Les données de pharmacovigilance en question
L’auteur commence par examiner les chiffres des effets secondaires liés aux vaccins anti-Covid en Europe et aux États-Unis. Selon les données d’EudraVigilance qu’il cite, au 5 avril 2022, la base de données européenne comptabilisait 42 507 décès et près de 4 millions de blessures consécutifs aux injections des quatre vaccins autorisés. Aux États-Unis, le système VAERS présentait des chiffres similaires avec, selon OpenVaers, 18 461 décès signalés au 5 novembre 2021.
Ces données font l’objet de controverses. Les autorités sanitaires rappellent que la présence d’un événement dans ces bases ne prouve pas un lien de causalité avec la vaccination. L’auteur cite néanmoins plusieurs analystes indépendants comme le Dr Jessica Rose ou la biostatisticienne Christine Cotton qui estiment que seule une fraction des effets indésirables serait effectivement déclarée.

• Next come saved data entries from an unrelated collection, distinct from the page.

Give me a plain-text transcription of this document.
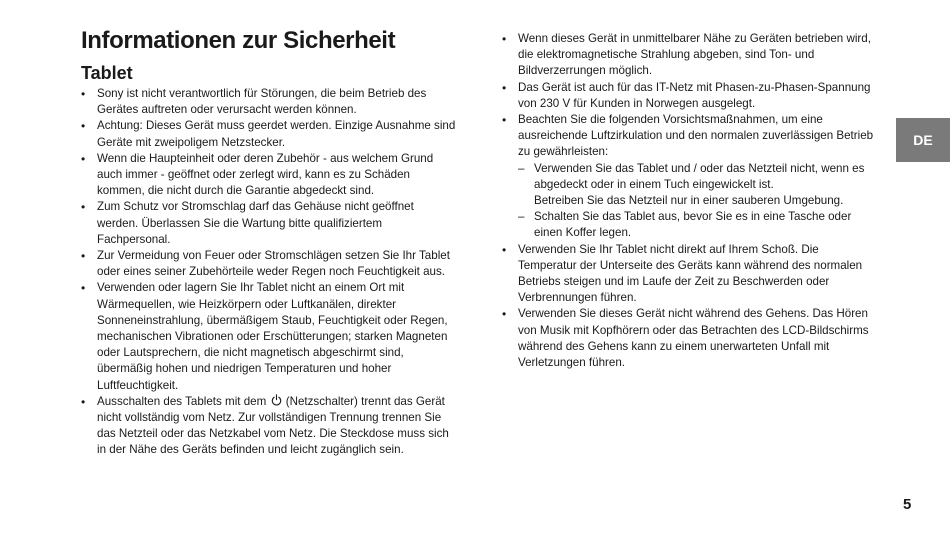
Informationen zur Sicherheit
Tablet
• Sony ist nicht verantwortlich für Störungen, die beim Betrieb des Gerätes auftreten oder verursacht werden können.
• Achtung: Dieses Gerät muss geerdet werden. Einzige Ausnahme sind Geräte mit zweipoligem Netzstecker.
• Wenn die Haupteinheit oder deren Zubehör - aus welchem Grund auch immer - geöffnet oder zerlegt wird, kann es zu Schäden kommen, die nicht durch die Garantie abgedeckt sind.
• Zum Schutz vor Stromschlag darf das Gehäuse nicht geöffnet werden. Überlassen Sie die Wartung bitte qualifiziertem Fachpersonal.
• Zur Vermeidung von Feuer oder Stromschlägen setzen Sie Ihr Tablet oder eines seiner Zubehörteile weder Regen noch Feuchtigkeit aus.
• Verwenden oder lagern Sie Ihr Tablet nicht an einem Ort mit Wärmequellen, wie Heizkörpern oder Luftkanälen, direkter Sonneneinstrahlung, übermäßigem Staub, Feuchtigkeit oder Regen, mechanischen Vibrationen oder Erschütterungen; starken Magneten oder Lautsprechern, die nicht magnetisch abgeschirmt sind, übermäßig hohen und niedrigen Temperaturen und hoher Luftfeuchtigkeit.
• Ausschalten des Tablets mit dem
(Netzschalter) trennt das Gerät nicht vollständig vom Netz. Zur vollständigen Trennung trennen Sie das Netzteil oder das Netzkabel vom Netz. Die Steckdose muss sich in der Nähe des Geräts befinden und leicht zugänglich sein.
• Wenn dieses Gerät in unmittelbarer Nähe zu Geräten betrieben wird, die elektromagnetische Strahlung abgeben, sind Ton- und Bildverzerrungen möglich.
• Das Gerät ist auch für das IT-Netz mit Phasen-zu-Phasen-Spannung von 230 V für Kunden in Norwegen ausgelegt.
• Beachten Sie die folgenden Vorsichtsmaßnahmen, um eine ausreichende Luftzirkulation und den normalen zuverlässigen Betrieb zu gewährleisten:
– Verwenden Sie das Tablet und / oder das Netzteil nicht, wenn es abgedeckt oder in einem Tuch eingewickelt ist.
Betreiben Sie das Netzteil nur in einer sauberen Umgebung.
– Schalten Sie das Tablet aus, bevor Sie es in eine Tasche oder einen Koffer legen.
• Verwenden Sie Ihr Tablet nicht direkt auf Ihrem Schoß. Die Temperatur der Unterseite des Geräts kann während des normalen Betriebs steigen und im Laufe der Zeit zu Beschwerden oder Verbrennungen führen.
• Verwenden Sie dieses Gerät nicht während des Gehens. Das Hören von Musik mit Kopfhörern oder das Betrachten des LCD-Bildschirms während des Gehens kann zu einem unerwarteten Unfall mit Verletzungen führen.
DE
5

La question de la fertilité
Un chapitre entier est consacré aux liens possibles entre vaccination Covid et infertilité. L’auteur s’appuie sur les travaux de plusieurs médecins et chercheurs, dont le Dr Michael Yeadon, ancien vice-président de Pfizer, qui a exprimé des inquiétudes concernant l’accumulation de nanoparticules lipidiques dans les ovaires. Le Dr Hervé Seligmann aurait de son côté observé une corrélation entre taux de vaccination féminine et baisse de la fécondité dans plusieurs pays.
Des documents internes de Pfizer, rendus publics suite à une décision judiciaire américaine, révèlent que sur 270 grossesses documentées lors des premiers mois de vaccination, 28 des 29 issues connues se seraient soldées par la perte du bébé. L’auteur note que ces informations n’ont pas été rendues publiques initialement.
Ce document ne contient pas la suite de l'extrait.